End Game: Uphold Democracy and Its Institutions or Drift to Code as Law
The tone of late has been one of awakening — a cultural realization that technology may be going too far, too fast and that we are unclear on how to address it. It is critical to understand this current context and act fast to address the governance void. As Starks (2017) calls for, we need public debate about the social contract between residents and the state, between residents and companies, and between companies and the state.
Consultation among and between the government, the citizenry and the private sector is key. The government answers to its people through legal mechanisms in a way that corporations do not, making it the preferred steward of data. This is not to downplay the dangers of the state’s use of data and the need to safeguard against the many nefarious and abusive practices it can enable. This is also not to underestimate the power of lobbyists to exert market will on government, which is indeed the rule not the exception historically and currently.
Individual ownership and control of personal data is a space to watch. The mechanisms that this model can use to assert power are currently too underdeveloped to make individuals the lead actors in this policy work, in particular given the urgency of the situation.
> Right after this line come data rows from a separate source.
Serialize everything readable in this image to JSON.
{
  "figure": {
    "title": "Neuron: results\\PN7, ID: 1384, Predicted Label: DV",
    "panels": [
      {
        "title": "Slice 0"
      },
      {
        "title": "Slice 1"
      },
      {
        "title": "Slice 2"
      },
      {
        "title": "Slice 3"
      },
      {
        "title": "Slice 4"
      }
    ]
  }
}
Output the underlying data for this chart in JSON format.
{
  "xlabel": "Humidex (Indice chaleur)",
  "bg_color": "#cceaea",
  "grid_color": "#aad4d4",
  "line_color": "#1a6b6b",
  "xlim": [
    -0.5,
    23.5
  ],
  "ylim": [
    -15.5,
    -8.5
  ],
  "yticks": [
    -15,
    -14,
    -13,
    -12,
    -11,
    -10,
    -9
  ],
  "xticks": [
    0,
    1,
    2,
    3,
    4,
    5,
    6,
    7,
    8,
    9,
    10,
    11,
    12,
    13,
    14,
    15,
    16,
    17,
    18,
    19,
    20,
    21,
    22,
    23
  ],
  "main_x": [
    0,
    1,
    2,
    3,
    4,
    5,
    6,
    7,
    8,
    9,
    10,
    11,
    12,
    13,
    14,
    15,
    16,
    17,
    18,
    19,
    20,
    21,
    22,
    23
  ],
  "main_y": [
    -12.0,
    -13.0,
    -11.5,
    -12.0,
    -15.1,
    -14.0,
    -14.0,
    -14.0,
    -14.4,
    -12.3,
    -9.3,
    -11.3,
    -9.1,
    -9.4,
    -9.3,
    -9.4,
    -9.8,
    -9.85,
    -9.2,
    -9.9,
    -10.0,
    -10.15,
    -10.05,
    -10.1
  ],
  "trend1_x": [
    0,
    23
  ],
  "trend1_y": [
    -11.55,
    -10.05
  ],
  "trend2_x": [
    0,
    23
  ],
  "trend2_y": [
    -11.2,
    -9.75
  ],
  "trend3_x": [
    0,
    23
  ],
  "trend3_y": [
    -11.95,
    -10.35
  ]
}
The mechanism is also limited in that it speaks primarily to personal data. It falls short of managing the much larger sets of data that are not personal, such as aggregate data, data about government assets, environmental data and more. Regardless, there is a growing movement to enable individuals’ control of their data. The influence of this movement in the policy space can also be expected to grow.
For now, so long as robust mechanisms exist for public input on policy and politics, government ownership of digital infrastructure and data, as well as strong guidance on related policy, is the most democratically informed approach possible. Now we must come together as a nation to discuss what we want to protect in our democracy given these new technological forces at play, how to best do so and how to enable our society and economy to thrive using technology and data, not despite them.